Tomorrow and Tomorrow and Tomorrow by Gabrielle Zevin (Length: 418 pages). This novel has been hyped up on Bookstagram and several book podcasts that I follow and I found that it lives up to the hype! As a child of the 80s I loved the references to video game culture, especially in the early days (Leisure Suit Larry, anyone?!) and I do agree that it helps to have some understanding of the video game culture to truly enjoy this book. I loved it! The story of Sadie and Sam starts in 1983 when they met as children in a hospital when Sam was a patient thanks to a foot shattered from a car accident and Sadie was waiting for her sister who was undergoing chemo treatments. The pair eventually meet up again later in life and design and create video games together, becoming very successful. The writing is excellent, the depth of character development is right up my alley, and I enjoyed the decades-long, wandering plot. This nostalgic novel is one that I will remember, and that’s the best compliment this voracious reader can bestow on a book.

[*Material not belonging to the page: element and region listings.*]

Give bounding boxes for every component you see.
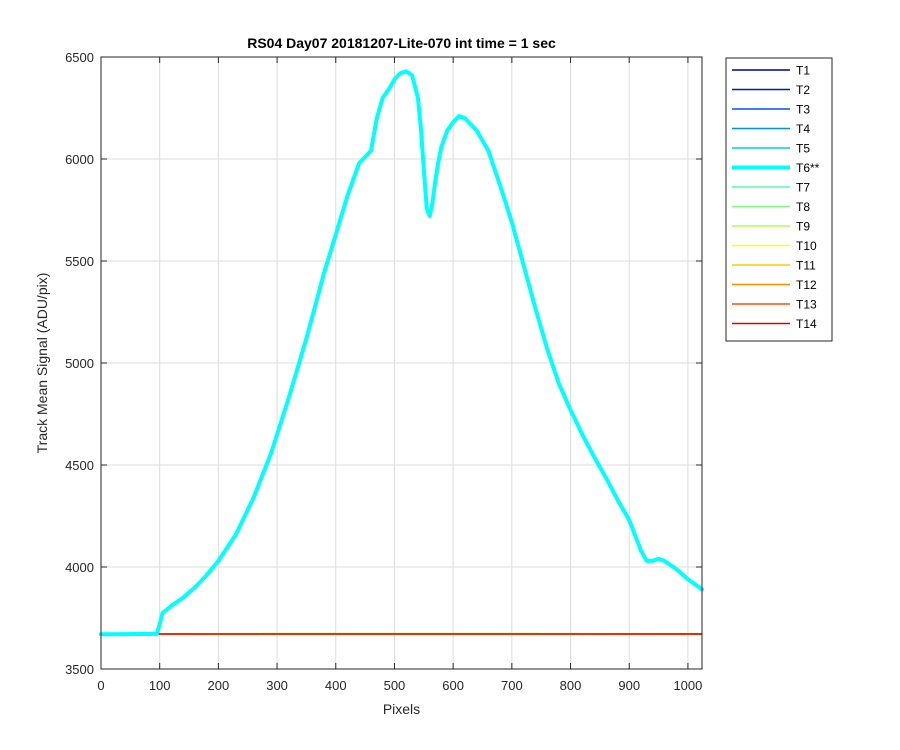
y-axis-label: Track Mean Signal (ADU/pix)	[34, 273, 50, 454]
series-layer	[99, 69, 704, 637]
x-tick-label: 0	[97, 678, 104, 693]
legend-label: T9	[796, 220, 810, 234]
y-tick-label: 5000	[65, 356, 94, 371]
legend-box	[725, 57, 833, 342]
legend-label: T8	[796, 200, 810, 214]
y-tick-label: 3500	[65, 662, 94, 677]
grid	[101, 57, 702, 669]
legend-label: T6**	[796, 161, 820, 175]
chart-title: RS04 Day07 20181207-Lite-070 int time = …	[247, 35, 556, 51]
x-tick-label: 700	[501, 678, 523, 693]
y-tick-label: 6000	[65, 152, 94, 167]
ticks: 0 100 200 300 400 500 600 700 800 900 1000 3500 4000…	[65, 50, 702, 693]
x-tick-label: 500	[384, 678, 406, 693]
x-tick-label: 300	[266, 678, 288, 693]
x-tick-label: 200	[208, 678, 230, 693]
legend-label: T14	[796, 317, 817, 331]
legend-label: T5	[796, 142, 810, 156]
plot-area: 0 100 200 300 400 500 600 700 800 900 1000 3500 4000…	[65, 50, 704, 693]
y-tick-label: 6500	[65, 50, 94, 65]
x-axis-label: Pixels	[383, 701, 420, 717]
legend: T1 T2 T3 T4 T5 T6** T7 T8 T9 T10 T11 T12 T13 T14	[725, 57, 833, 342]
x-tick-label: 900	[618, 678, 640, 693]
y-tick-label: 5500	[65, 254, 94, 269]
legend-label: T2	[796, 83, 810, 97]
legend-label: T11	[796, 259, 816, 273]
y-tick-label: 4000	[65, 560, 94, 575]
x-tick-label: 1000	[673, 678, 702, 693]
legend-label: T10	[796, 239, 817, 253]
legend-label: T12	[796, 278, 817, 292]
legend-label: T7	[796, 181, 810, 195]
x-tick-label: 400	[325, 678, 347, 693]
legend-label: T13	[796, 298, 817, 312]
series-line-t6	[99, 69, 704, 637]
legend-label: T1	[796, 64, 810, 78]
x-tick-label: 800	[560, 678, 582, 693]
x-tick-label: 600	[442, 678, 464, 693]
x-tick-label: 100	[149, 678, 171, 693]
legend-label: T3	[796, 103, 810, 117]
y-tick-label: 4500	[65, 458, 94, 473]
legend-label: T4	[796, 122, 810, 136]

Little Darlings by Melanie Golding (Length: 315 pages). I listened to this one and holy heck is it propulsive! I typically only listen to audiobooks during my commute, and I found myself taking the long way home sometimes, just to find out what happened next. Now, the premise is not for the faint of heart, specifically for moms to be, or parents of newborns as it involves a woman whose twin infant boys are abducted and when they are recovered, the mother is convinced they are changelings (ie, of fairy tale folklore). The character development here is decent; my favorite character by far is DS Joan Harper, the case detective, but the real draw here is the plot. This is being made into a movie and it will definitely be one that I will watch. This is a must LISTEN–the narration is excellent. (I rarely listen to fiction audiobooks because my mind tends to wander but this book kept my attention at every turn.) Let me know what you think if you check this one out!